The waterworks came before Manhattan federal Judge Sidney Stein handed the sentence to the three-term Democrat — who resigned in disgrace in August after a jury found him guilty of taking hundreds of thousands of dollars in payola in exchange for protecting and enriching businessmen and foreign governments.
“Somewhere along the way, you became, I’m sorry to say, a corrupt politician,” Stein told the disgraced pol.
The former head of the Senate Foreign Relations Committee — tasked with approving massive sums of lethal military aid — did favors for Egypt and Qatar while go-betweens showered him and his wife, Nadine, with cash, gold bars, the luxury car, checks for a no-show job and payouts to a sham “consulting” firm, trial evidence revealed.
“What else can the love of my life do for you?” Nadine Menendez asked an Egyptian official while her international affairs honcho hubby smoked cigars and swigged red wine at a May 2019 meeting at Morton’s Steakhouse, an FBI agent who secretly observed the scene testified.
Agents who raided the Menendezes’ cluttered Englewood Cliffs house in June 2022 found 13 gold bars worth $150,000 tucked inside a bedroom safe.
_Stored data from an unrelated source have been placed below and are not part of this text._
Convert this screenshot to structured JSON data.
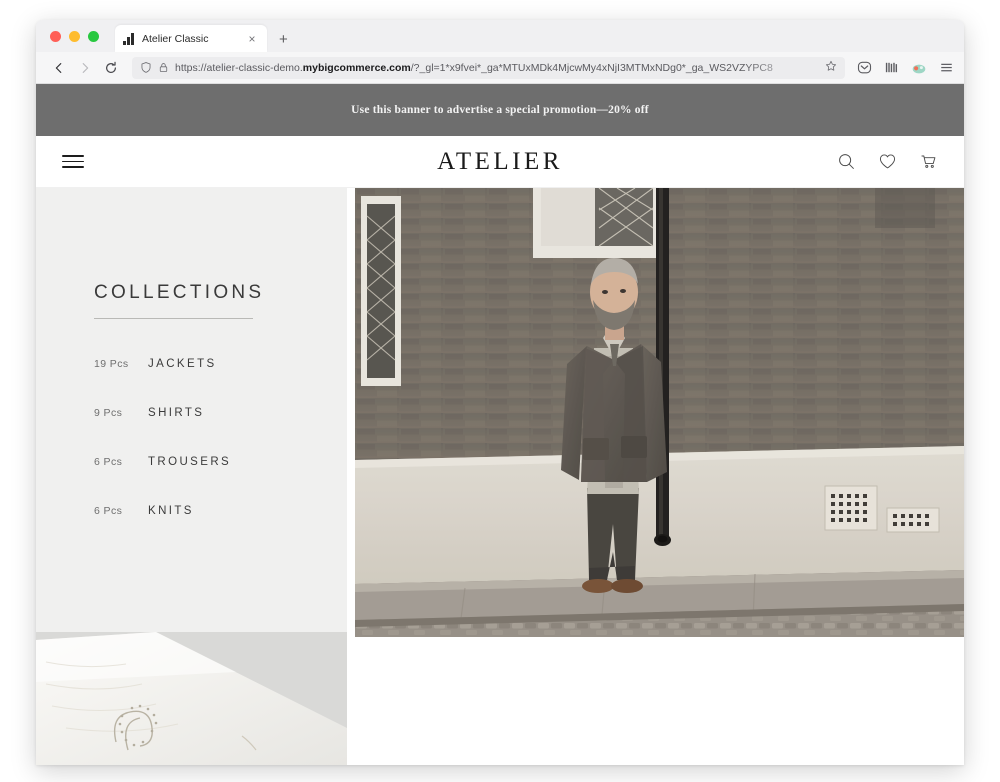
{
  "browser": {
    "tab": {
      "title": "Atelier Classic",
      "favicon": "bar-chart-favicon",
      "close_label": "×"
    },
    "new_tab_label": "+",
    "nav": {
      "back_label": "←",
      "forward_label": "→",
      "reload_label": "↻"
    },
    "url": {
      "scheme": "https://",
      "subdomain": "atelier-classic-demo.",
      "domain": "mybigcommerce.com",
      "path": "/?_gl=1*x9fvei*_ga*MTUxMDk4MjcwMy4xNjI3MTMxNDg0*_ga_WS2VZYPC8",
      "shield_icon": "shield-icon",
      "lock_icon": "lock-icon",
      "bookmark_icon": "star-icon"
    },
    "toolbar_icons": [
      "pocket-icon",
      "library-icon",
      "account-avatar-icon",
      "app-menu-icon"
    ],
    "window_controls": [
      "close",
      "minimize",
      "maximize"
    ]
  },
  "page": {
    "promo_banner": {
      "text": "Use this banner to advertise a special promotion—20% off",
      "background": "#6e6e6e"
    },
    "header": {
      "menu_icon": "hamburger-menu-icon",
      "logo": "ATELIER",
      "icons": [
        {
          "name": "search-icon"
        },
        {
          "name": "wishlist-heart-icon"
        },
        {
          "name": "shopping-cart-icon"
        }
      ]
    },
    "collections": {
      "heading": "COLLECTIONS",
      "items": [
        {
          "count": "19 Pcs",
          "name": "JACKETS"
        },
        {
          "count": "9 Pcs",
          "name": "SHIRTS"
        },
        {
          "count": "6 Pcs",
          "name": "TROUSERS"
        },
        {
          "count": "6 Pcs",
          "name": "KNITS"
        }
      ],
      "background": "#f0f0ef"
    },
    "hero_image": {
      "alt": "Man in grey jacket leaning against brick wall on cobbled street",
      "accent": "#6f675e"
    },
    "fabric_image": {
      "alt": "Close-up of cream embroidered fabric",
      "accent": "#f2efe9"
    }
  }
}
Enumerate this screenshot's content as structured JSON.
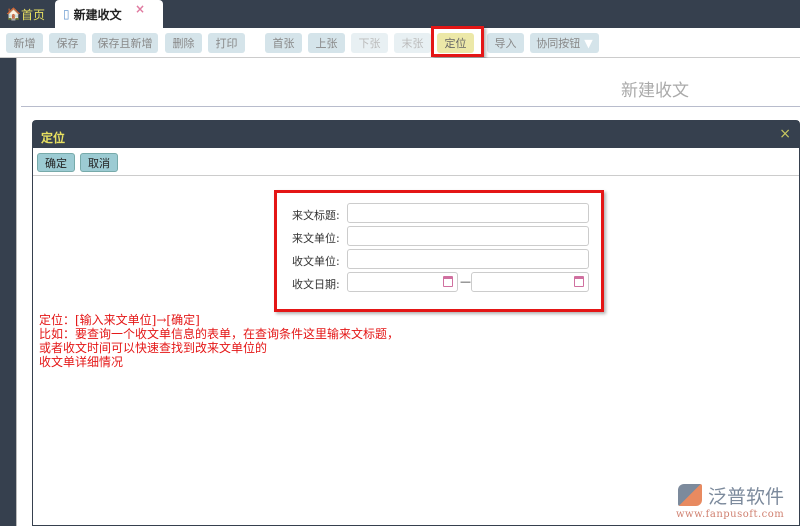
{
  "tabs": [
    {
      "label": "首页",
      "icon": "home-icon"
    },
    {
      "label": "新建收文",
      "icon": "document-icon",
      "close": "×"
    }
  ],
  "toolbar": [
    "新增",
    "保存",
    "保存且新增",
    "删除",
    "打印",
    "首张",
    "上张",
    "下张",
    "末张",
    "定位",
    "导入",
    "协同按钮"
  ],
  "page_title": "新建收文",
  "dialog": {
    "title": "定位",
    "close": "×",
    "ok": "确定",
    "cancel": "取消",
    "fields": [
      {
        "label": "来文标题:"
      },
      {
        "label": "来文单位:"
      },
      {
        "label": "收文单位:"
      },
      {
        "label": "收文日期:"
      }
    ],
    "date_sep": "—"
  },
  "note": [
    "定位：[输入来文单位]→[确定]",
    "比如：要查询一个收文单信息的表单，在查询条件这里输来文标题，",
    "或者收文时间可以快速查找到改来文单位的",
    "收文单详细情况"
  ],
  "logo": {
    "name": "泛普软件",
    "url": "www.fanpusoft.com"
  }
}
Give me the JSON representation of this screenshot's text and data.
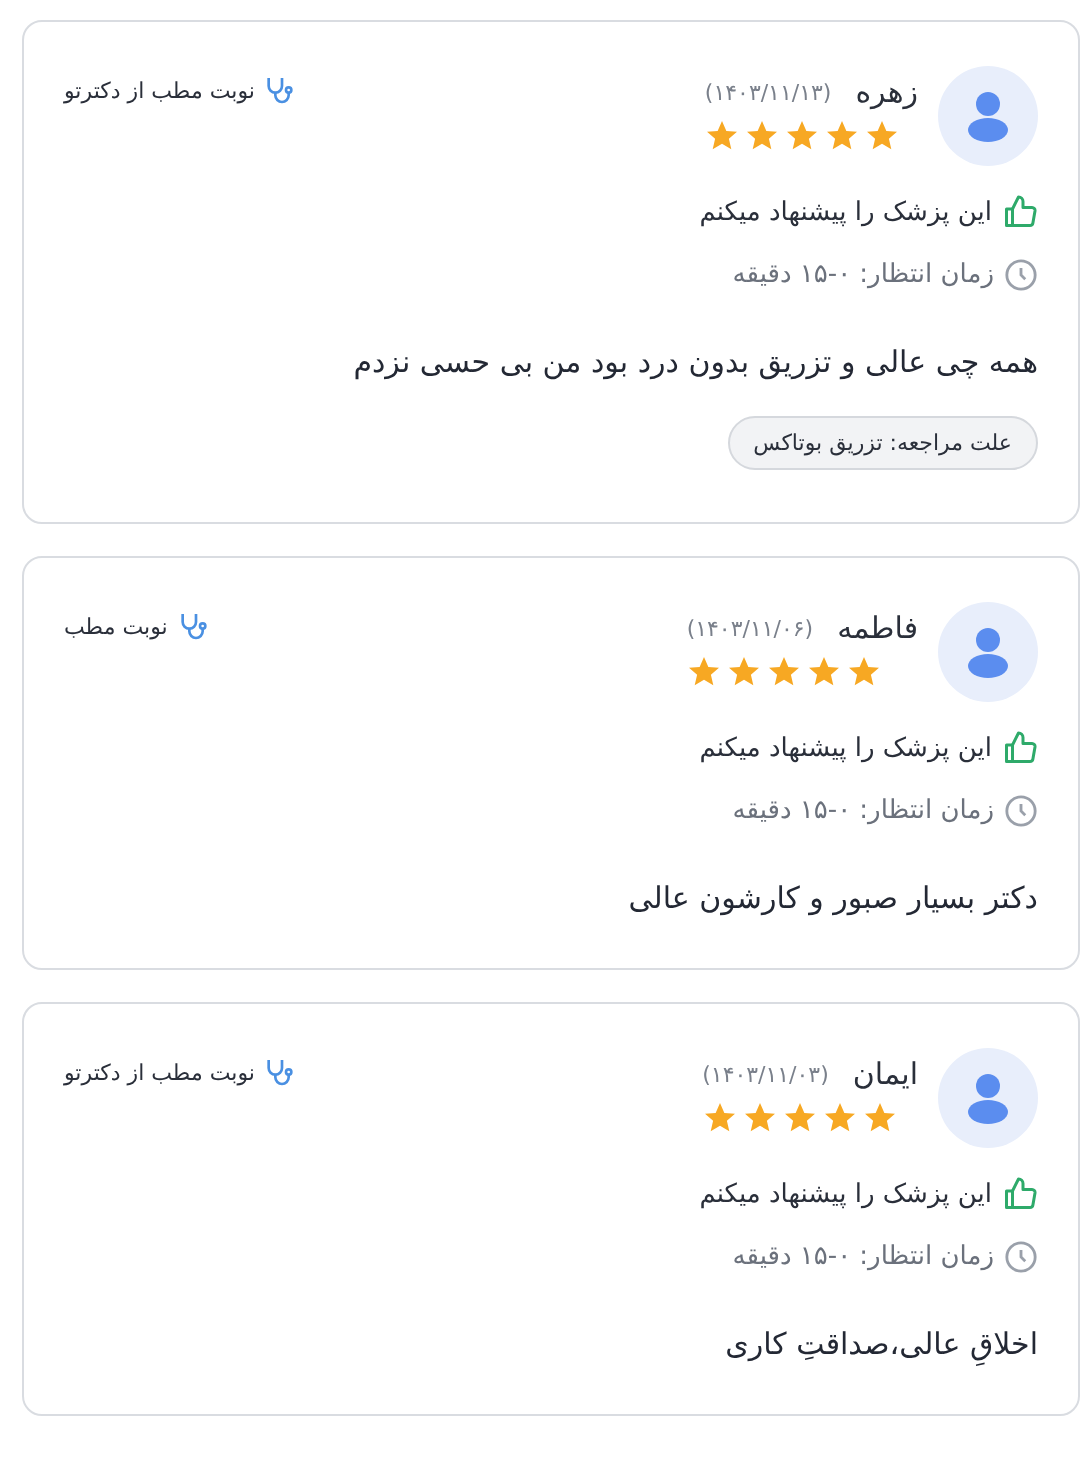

Nearly $500,000 in cash was spread out all over the house— including wads of bills totaling $14,500 piled into a pair of Timberland work boots, and cash-filled envelopes stuffed into the pockets of his official Senate jacket.
Menendez did not testify during the nine-week trial. But his older sister tried to downplay the cash trove as an innocuous decades-long habit stemming from his distrust of banks due to their Cuban heritage.
“It’s a Cuban thing,” Caridad Gonzalez testified.
Prosecutors had asked the judge to sentence Menendez to at least 15 years in prison. They pointed out that the case was the first time that any US Senator — or any public official, for that matter — was found guilty of serving as an illegal “foreign agent” while in office.
“Menendez, who swore an oath to represent the United States and the State of New Jersey, instead put his high office up for sale in exchange for this hoard of bribes,” the feds wrote.
Defense attorneys had urged the judge to have “mercy” on Menendez, and impose a sentence of less than two years.
The guilty verdict has already “rendered him a national punchline and stripped him of every conceivable personal, professional, and financial benefit,” the lawyers argued in court papers.